Offered by the Society for Science & the Public, the Intel-sponsored program chooses finalists based on several factors, including their own scientific research, their achievements, and their leadership, both inside and outside of school.
The competition asks students to come up with scientific solutions to answer questions and resolve problems that affect the entire world.
"This year's Intel Science Talent Search finalists are presenting a wide range of research, from optimizing algae oil for biofuel to developing a new treatment for blood cancer," Wendy Hawkins, executive director of the Intel Foundation, said today in a statement. "It's exciting for the future of innovation because the U.S. needs these 40 high school seniors, and others like them, to question, explore and help solve some of the world's greatest challenges."
The 40 finalists will travel to Washington, D.C., in March to compete for $630,000 in awards.
Finalists in past years have also had the opportunity to meet with the president and scientific leaders and show off their research projects at the National Geographic Society.
Winners across various categories will be announced on March 12. Those categories include bioengineering, chemistry, mathematics, computer science, physics and space science, behavioral and social sciences, and plant science.

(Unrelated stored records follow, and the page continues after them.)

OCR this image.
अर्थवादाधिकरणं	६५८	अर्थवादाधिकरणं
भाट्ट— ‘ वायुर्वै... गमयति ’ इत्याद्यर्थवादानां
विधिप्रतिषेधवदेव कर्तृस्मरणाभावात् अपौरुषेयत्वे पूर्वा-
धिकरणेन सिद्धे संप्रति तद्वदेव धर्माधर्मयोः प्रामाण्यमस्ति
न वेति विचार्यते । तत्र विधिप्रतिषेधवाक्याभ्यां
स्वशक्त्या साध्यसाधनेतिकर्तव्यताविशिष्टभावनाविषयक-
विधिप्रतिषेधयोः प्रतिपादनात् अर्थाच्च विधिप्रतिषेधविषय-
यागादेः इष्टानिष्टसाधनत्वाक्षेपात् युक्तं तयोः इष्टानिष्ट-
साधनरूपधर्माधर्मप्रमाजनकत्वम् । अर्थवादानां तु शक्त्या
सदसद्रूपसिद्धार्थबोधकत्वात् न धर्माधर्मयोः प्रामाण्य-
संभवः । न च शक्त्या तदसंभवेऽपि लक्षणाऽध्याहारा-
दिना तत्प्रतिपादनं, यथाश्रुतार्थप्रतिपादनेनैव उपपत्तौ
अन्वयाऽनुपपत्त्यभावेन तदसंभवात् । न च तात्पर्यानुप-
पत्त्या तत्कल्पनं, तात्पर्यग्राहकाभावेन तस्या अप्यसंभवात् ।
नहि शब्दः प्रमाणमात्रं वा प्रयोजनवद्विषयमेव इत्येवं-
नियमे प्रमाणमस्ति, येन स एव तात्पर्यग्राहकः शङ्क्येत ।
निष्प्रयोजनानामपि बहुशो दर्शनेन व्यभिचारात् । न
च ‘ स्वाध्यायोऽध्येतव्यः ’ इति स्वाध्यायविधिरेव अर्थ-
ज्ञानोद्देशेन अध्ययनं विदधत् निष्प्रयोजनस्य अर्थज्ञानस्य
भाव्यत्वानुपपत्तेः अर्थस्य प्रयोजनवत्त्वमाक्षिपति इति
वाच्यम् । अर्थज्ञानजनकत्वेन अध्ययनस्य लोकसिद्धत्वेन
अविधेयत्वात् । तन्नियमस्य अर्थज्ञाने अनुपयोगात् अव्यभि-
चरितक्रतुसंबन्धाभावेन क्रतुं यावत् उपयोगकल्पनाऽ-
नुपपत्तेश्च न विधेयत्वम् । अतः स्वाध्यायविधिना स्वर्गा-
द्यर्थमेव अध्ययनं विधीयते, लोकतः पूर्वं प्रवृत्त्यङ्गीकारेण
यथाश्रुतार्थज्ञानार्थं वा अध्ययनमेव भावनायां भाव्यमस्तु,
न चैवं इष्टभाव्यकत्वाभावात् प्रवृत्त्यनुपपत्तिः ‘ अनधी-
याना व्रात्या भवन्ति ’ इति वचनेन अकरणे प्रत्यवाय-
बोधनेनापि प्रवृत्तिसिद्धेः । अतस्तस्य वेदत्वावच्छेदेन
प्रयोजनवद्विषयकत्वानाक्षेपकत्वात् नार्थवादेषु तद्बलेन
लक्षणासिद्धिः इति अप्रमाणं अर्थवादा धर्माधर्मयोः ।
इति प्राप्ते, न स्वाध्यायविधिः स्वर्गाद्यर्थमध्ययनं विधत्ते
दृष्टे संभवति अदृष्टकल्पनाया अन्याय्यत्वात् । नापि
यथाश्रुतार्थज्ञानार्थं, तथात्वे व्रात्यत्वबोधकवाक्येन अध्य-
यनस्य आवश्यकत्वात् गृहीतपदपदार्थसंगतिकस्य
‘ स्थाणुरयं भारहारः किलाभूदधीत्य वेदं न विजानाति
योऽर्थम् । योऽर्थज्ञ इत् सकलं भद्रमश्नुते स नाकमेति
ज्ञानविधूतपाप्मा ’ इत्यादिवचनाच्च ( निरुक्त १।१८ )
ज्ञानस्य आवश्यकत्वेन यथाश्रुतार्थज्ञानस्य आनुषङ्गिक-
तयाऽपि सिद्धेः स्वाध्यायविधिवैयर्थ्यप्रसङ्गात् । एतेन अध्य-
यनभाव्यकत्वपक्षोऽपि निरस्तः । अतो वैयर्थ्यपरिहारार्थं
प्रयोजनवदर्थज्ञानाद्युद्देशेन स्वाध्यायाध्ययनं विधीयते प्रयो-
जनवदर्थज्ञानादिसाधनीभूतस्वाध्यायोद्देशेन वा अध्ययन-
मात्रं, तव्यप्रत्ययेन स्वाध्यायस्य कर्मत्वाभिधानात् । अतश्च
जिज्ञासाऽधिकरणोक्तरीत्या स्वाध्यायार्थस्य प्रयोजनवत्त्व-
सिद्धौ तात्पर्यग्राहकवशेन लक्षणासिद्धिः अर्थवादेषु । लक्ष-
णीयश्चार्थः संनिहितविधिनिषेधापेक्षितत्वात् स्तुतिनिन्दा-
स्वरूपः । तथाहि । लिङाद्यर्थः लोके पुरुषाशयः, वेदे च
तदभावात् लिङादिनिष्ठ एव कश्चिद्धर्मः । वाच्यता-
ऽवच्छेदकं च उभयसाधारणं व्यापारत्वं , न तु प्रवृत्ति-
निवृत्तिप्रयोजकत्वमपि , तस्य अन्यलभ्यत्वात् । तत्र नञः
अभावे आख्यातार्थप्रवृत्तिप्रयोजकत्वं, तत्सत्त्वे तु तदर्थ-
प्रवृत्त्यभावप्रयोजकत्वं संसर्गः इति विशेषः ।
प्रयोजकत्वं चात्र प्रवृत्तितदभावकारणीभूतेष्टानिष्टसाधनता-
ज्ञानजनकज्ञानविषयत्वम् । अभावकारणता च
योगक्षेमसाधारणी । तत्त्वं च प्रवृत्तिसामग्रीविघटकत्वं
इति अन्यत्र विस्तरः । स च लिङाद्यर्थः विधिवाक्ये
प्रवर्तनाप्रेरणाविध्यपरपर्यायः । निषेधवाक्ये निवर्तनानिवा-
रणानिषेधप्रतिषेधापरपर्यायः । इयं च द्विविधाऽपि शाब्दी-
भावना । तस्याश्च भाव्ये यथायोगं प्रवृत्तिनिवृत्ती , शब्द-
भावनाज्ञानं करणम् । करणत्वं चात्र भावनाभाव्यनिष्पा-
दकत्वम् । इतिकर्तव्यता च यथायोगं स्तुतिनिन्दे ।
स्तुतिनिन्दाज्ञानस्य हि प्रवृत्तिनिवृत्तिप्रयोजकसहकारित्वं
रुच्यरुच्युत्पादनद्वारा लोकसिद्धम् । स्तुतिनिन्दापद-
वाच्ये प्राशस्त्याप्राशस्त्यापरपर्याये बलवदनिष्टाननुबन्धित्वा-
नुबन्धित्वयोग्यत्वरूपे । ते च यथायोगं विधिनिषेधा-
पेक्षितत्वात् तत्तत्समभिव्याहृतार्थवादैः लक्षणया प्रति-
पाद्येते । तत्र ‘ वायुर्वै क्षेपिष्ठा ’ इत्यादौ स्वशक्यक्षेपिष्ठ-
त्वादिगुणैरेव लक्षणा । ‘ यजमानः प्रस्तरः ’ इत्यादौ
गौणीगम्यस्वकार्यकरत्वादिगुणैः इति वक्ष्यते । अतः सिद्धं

The top winner of the Talent Search will take home $100,000 from the Intel Foundation.
This year's 40 finalists were chosen from among 300 semifinalists and more than 1,700 entrants.
Over the past 72 years, participants in the Science Talent Search have gone on to win 7 Nobel Prizes, 2 Fields Medals, 5 National Medals of Science, 11 MacArthur Foundation Fellowships, and even an Academy Award for Best Actress (Natalie Portman).